On a blockchain, the Bitcoin protocol is constructed. Bitcoin’s anonymous founder, Satoshi Nakamoto, described the digital currency as “a new electronic cash system that’s totally peer-to-peer, with no trusted third party” in a research paper introducing it.
It’s important to note that blockchain is only utilised by Bitcoin to immutably record a ledger of payments in a transparent manner. In theory, though, blockchain could be used to immutably record any number of data points.
This could take the shape of transactions, votes in elections, goods inventories, state identifications, deeds to properties, and much more, as was previously said.
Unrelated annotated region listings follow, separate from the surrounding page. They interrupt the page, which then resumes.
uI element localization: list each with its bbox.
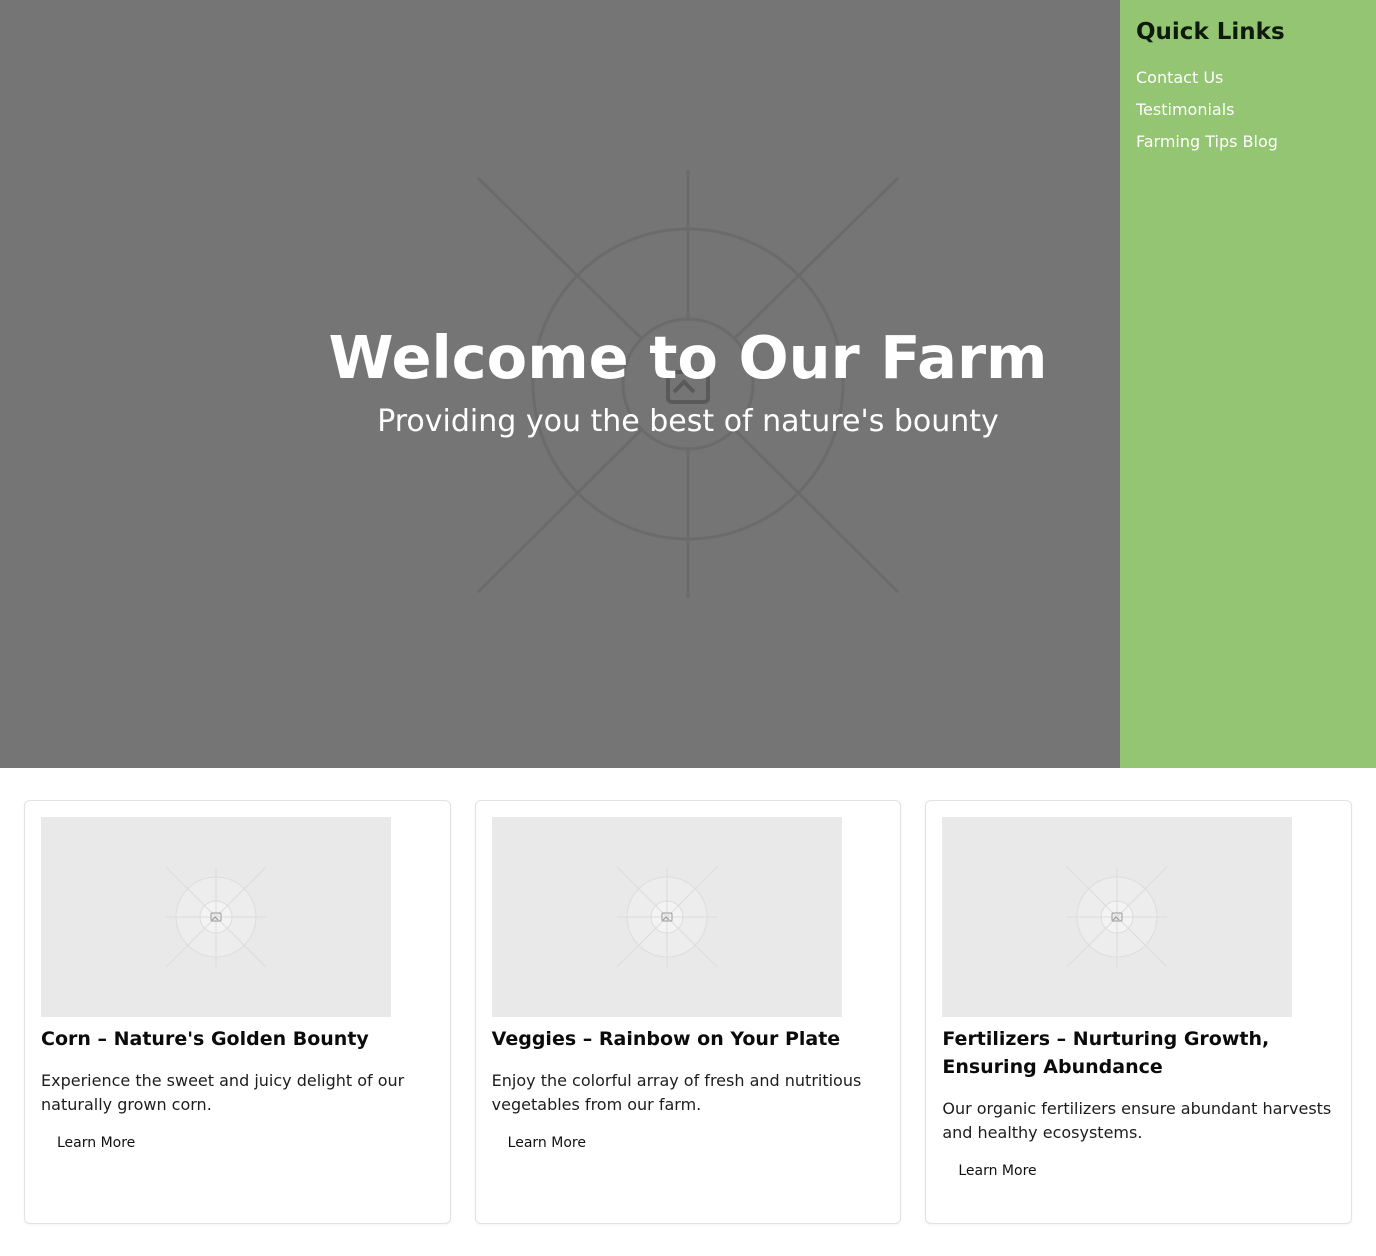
hero-text: Welcome to Our Farm Providing you the be… bbox=[0, 322, 1120, 442]
card-title: Corn – Nature's Golden Bounty bbox=[41, 1028, 369, 1050]
testimonials-link[interactable]: Testimonials bbox=[1136, 98, 1235, 122]
card-description: Experience the sweet and juicy delight o… bbox=[41, 1071, 405, 1114]
quick-link-item: Testimonials bbox=[1136, 98, 1360, 122]
product-card-veggies: Veggies – Rainbow on Your Plate Enjoy th… bbox=[474, 800, 902, 1224]
hero-section: Welcome to Our Farm Providing you the be… bbox=[0, 0, 1120, 768]
card-image-placeholder bbox=[41, 817, 391, 1017]
card-image-placeholder bbox=[491, 817, 842, 1017]
learn-more-button[interactable]: Learn More bbox=[41, 1125, 151, 1161]
product-card-corn: Corn – Nature's Golden Bounty Experience… bbox=[24, 800, 451, 1224]
quick-links-list: Contact Us Testimonials Farming Tips Blo… bbox=[1136, 66, 1360, 154]
quick-link-item: Farming Tips Blog bbox=[1136, 130, 1360, 154]
quick-links-sidebar: Quick Links Contact Us Testimonials Farm… bbox=[1120, 0, 1376, 768]
card-title: Veggies – Rainbow on Your Plate bbox=[491, 1028, 841, 1050]
card-description: Our organic fertilizers ensure abundant … bbox=[942, 1099, 1332, 1142]
card-title: Fertilizers – Nurturing Growth, Ensuring… bbox=[942, 1028, 1270, 1078]
product-cards: Corn – Nature's Golden Bounty Experience… bbox=[24, 800, 1353, 1224]
learn-more-button[interactable]: Learn More bbox=[942, 1153, 1052, 1189]
farming-tips-blog-link[interactable]: Farming Tips Blog bbox=[1136, 130, 1278, 154]
product-card-fertilizers: Fertilizers – Nurturing Growth, Ensuring… bbox=[925, 800, 1353, 1224]
card-image-placeholder bbox=[942, 817, 1293, 1017]
hero-subtitle: Providing you the best of nature's bount… bbox=[377, 404, 999, 439]
hero-title: Welcome to Our Farm bbox=[328, 323, 1048, 392]
card-description: Enjoy the colorful array of fresh and nu… bbox=[491, 1071, 862, 1114]
quick-link-item: Contact Us bbox=[1136, 66, 1360, 90]
quick-links-title: Quick Links bbox=[1136, 19, 1285, 45]
contact-us-link[interactable]: Contact Us bbox=[1136, 66, 1223, 90]
learn-more-button[interactable]: Learn More bbox=[492, 1125, 602, 1161]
The immutability of blockchain technology makes it much more difficult to conduct fraudulent voting. For instance, a voting process might be designed so that each nation’s citizen receives a single coin or token. The voters would then deposit their token or cryptocurrency to the address of whatever candidate they wish to support. Each candidate would then be granted a unique wallet address. Blockchain’s transparency and traceability would do away with the necessity for manual vote counting as well as criminals’ capacity to tamper with actual votes.